Solidarietà e richieste di maggiore sicurezza
Durante la manifestazione sono state accese candele e lasciati messaggi di cordoglio nei pressi del luogo dell’aggressione. I cittadini hanno espresso preoccupazione per la sicurezza del quartiere e chiesto interventi concreti da parte delle istituzioni.
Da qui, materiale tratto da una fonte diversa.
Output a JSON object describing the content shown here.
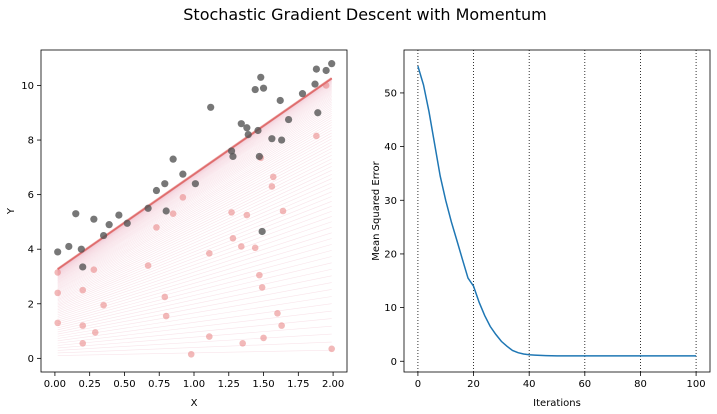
{
  "figure": {
    "title": "Stochastic Gradient Descent with Momentum"
  },
  "colors": {
    "data_points": "#555555",
    "fit_lines": "#e06b6b",
    "fit_lines_faint": "#f3c9d6",
    "prediction_points": "#e57373",
    "mse_curve": "#1f77b4"
  },
  "chart_data": [
    {
      "type": "scatter",
      "title": "",
      "xlabel": "X",
      "ylabel": "Y",
      "xlim": [
        -0.1,
        2.1
      ],
      "ylim": [
        -0.5,
        11.3
      ],
      "xticks": [
        0.0,
        0.25,
        0.5,
        0.75,
        1.0,
        1.25,
        1.5,
        1.75,
        2.0
      ],
      "xtick_labels": [
        "0.00",
        "0.25",
        "0.50",
        "0.75",
        "1.00",
        "1.25",
        "1.50",
        "1.75",
        "2.00"
      ],
      "yticks": [
        0,
        2,
        4,
        6,
        8,
        10
      ],
      "ytick_labels": [
        "0",
        "2",
        "4",
        "6",
        "8",
        "10"
      ],
      "grid": false,
      "legend": "none",
      "series": [
        {
          "kind": "data",
          "x": [
            0.02,
            0.1,
            0.15,
            0.19,
            0.2,
            0.28,
            0.35,
            0.39,
            0.46,
            0.52,
            0.67,
            0.73,
            0.79,
            0.8,
            0.85,
            0.92,
            1.01,
            1.12,
            1.27,
            1.28,
            1.34,
            1.38,
            1.39,
            1.44,
            1.46,
            1.47,
            1.48,
            1.49,
            1.5,
            1.56,
            1.62,
            1.63,
            1.68,
            1.78,
            1.87,
            1.88,
            1.89,
            1.95,
            1.99
          ],
          "y": [
            3.9,
            4.1,
            5.3,
            4.0,
            3.35,
            5.1,
            4.5,
            4.9,
            5.25,
            4.95,
            5.5,
            6.15,
            6.4,
            5.4,
            7.3,
            6.75,
            6.4,
            9.2,
            7.6,
            7.4,
            8.6,
            8.45,
            8.2,
            9.85,
            8.35,
            7.4,
            10.3,
            4.65,
            9.9,
            8.05,
            9.45,
            8.0,
            8.75,
            9.7,
            10.05,
            10.6,
            9.0,
            10.55,
            10.8
          ]
        },
        {
          "kind": "predictions",
          "x": [
            0.02,
            0.02,
            0.02,
            0.2,
            0.2,
            0.2,
            0.28,
            0.29,
            0.35,
            0.67,
            0.73,
            0.79,
            0.8,
            0.85,
            0.92,
            0.98,
            1.11,
            1.11,
            1.27,
            1.28,
            1.34,
            1.35,
            1.38,
            1.44,
            1.47,
            1.48,
            1.49,
            1.5,
            1.56,
            1.57,
            1.6,
            1.63,
            1.64,
            1.88,
            1.95,
            1.99
          ],
          "y": [
            2.4,
            1.3,
            3.15,
            2.5,
            1.2,
            0.55,
            3.25,
            0.95,
            1.95,
            3.4,
            4.8,
            2.25,
            1.55,
            5.3,
            5.9,
            0.15,
            3.85,
            0.8,
            5.35,
            4.4,
            4.1,
            0.55,
            5.25,
            4.05,
            3.05,
            7.35,
            2.6,
            0.75,
            6.3,
            6.65,
            1.65,
            1.2,
            5.4,
            8.15,
            10.0,
            0.35
          ]
        }
      ],
      "fit_line_final": {
        "intercept": 3.2,
        "slope": 3.55
      },
      "fit_line_initial": {
        "intercept": 0.1,
        "slope": 0.1
      },
      "fit_line_path_count": 100
    },
    {
      "type": "line",
      "title": "",
      "xlabel": "Iterations",
      "ylabel": "Mean Squared Error",
      "xlim": [
        -5,
        105
      ],
      "ylim": [
        -2,
        58
      ],
      "xticks": [
        0,
        20,
        40,
        60,
        80,
        100
      ],
      "xtick_labels": [
        "0",
        "20",
        "40",
        "60",
        "80",
        "100"
      ],
      "yticks": [
        0,
        10,
        20,
        30,
        40,
        50
      ],
      "ytick_labels": [
        "0",
        "10",
        "20",
        "30",
        "40",
        "50"
      ],
      "grid": "vertical-dotted",
      "legend": "none",
      "series": [
        {
          "x": [
            0,
            2,
            4,
            6,
            8,
            10,
            12,
            14,
            16,
            18,
            20,
            22,
            24,
            26,
            28,
            30,
            32,
            34,
            36,
            38,
            40,
            42,
            44,
            46,
            50,
            60,
            70,
            80,
            90,
            100
          ],
          "y": [
            55,
            51.5,
            46.5,
            40.5,
            34.5,
            30,
            26,
            22.5,
            19,
            15.5,
            14,
            11,
            8.5,
            6.5,
            5,
            3.7,
            2.8,
            2.0,
            1.6,
            1.35,
            1.2,
            1.15,
            1.1,
            1.05,
            1.0,
            1.0,
            1.0,
            1.0,
            1.0,
            1.0
          ]
        }
      ]
    }
  ]
}
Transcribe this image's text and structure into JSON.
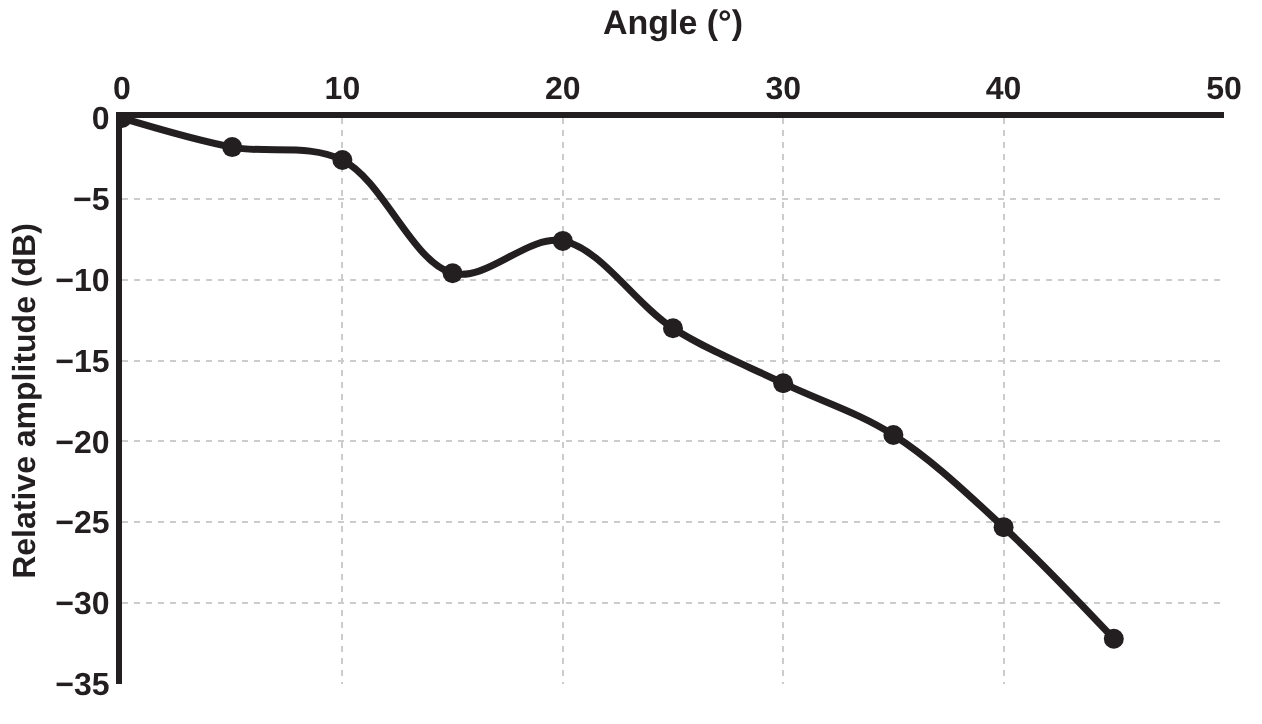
{
  "chart_data": {
    "type": "line",
    "xlabel": "Angle (°)",
    "ylabel": "Relative amplitude (dB)",
    "x": [
      0,
      5,
      10,
      15,
      20,
      25,
      30,
      35,
      40,
      45
    ],
    "series": [
      {
        "color": "#231f20",
        "values": [
          0,
          -1.8,
          -2.6,
          -9.6,
          -7.6,
          -13.0,
          -16.4,
          -19.6,
          -25.3,
          -32.2
        ]
      }
    ],
    "xlim": [
      0,
      50
    ],
    "xticks": [
      0,
      10,
      20,
      30,
      40,
      50
    ],
    "ylim": [
      -35,
      0
    ],
    "yticks": [
      {
        "value": -35,
        "label": "−35"
      },
      {
        "value": -30,
        "label": "−30"
      },
      {
        "value": -25,
        "label": "−25"
      },
      {
        "value": -20,
        "label": "−20"
      },
      {
        "value": -15,
        "label": "−15"
      },
      {
        "value": -10,
        "label": "−10"
      },
      {
        "value": -5,
        "label": "−5"
      },
      0
    ],
    "grid": true,
    "marker": "circle",
    "line_style": "solid"
  }
}
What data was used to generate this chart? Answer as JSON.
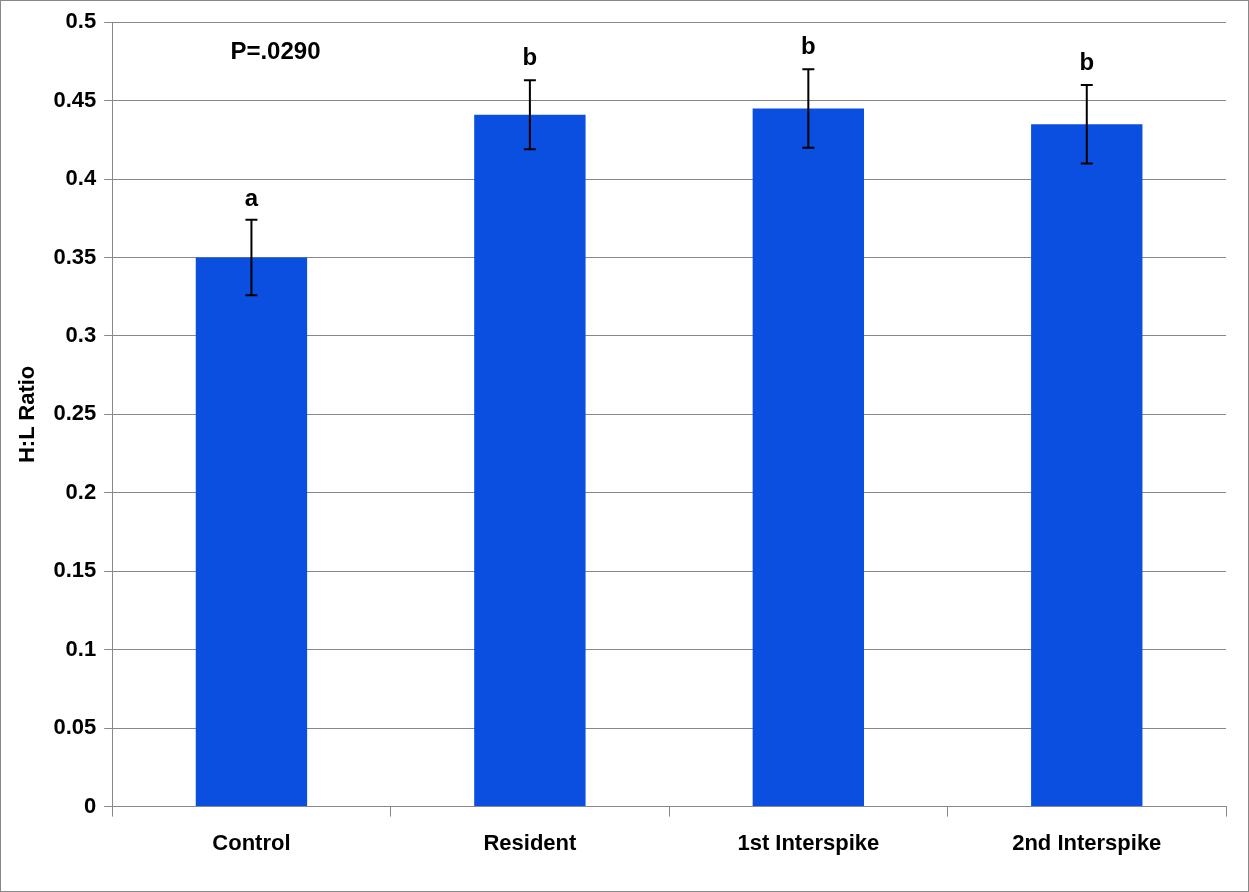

Il sindaco ha ribadito il sostegno del Comune alla famiglia e l’impegno a garantire maggiore controllo del territorio.
Nuova fiaccolata il 7 giugno a Pomezia
Una nuova fiaccolata si terrà venerdì 7 giugno alle ore 20:30 a Pomezia, in Piazza Indipendenza. L’iniziativa, promossa da associazioni locali e membri della comunità bengalese, intende mantenere alta l’attenzione sull’accaduto e ribadire la richiesta di giustizia e sicurezza per tutti i cittadini del territorio.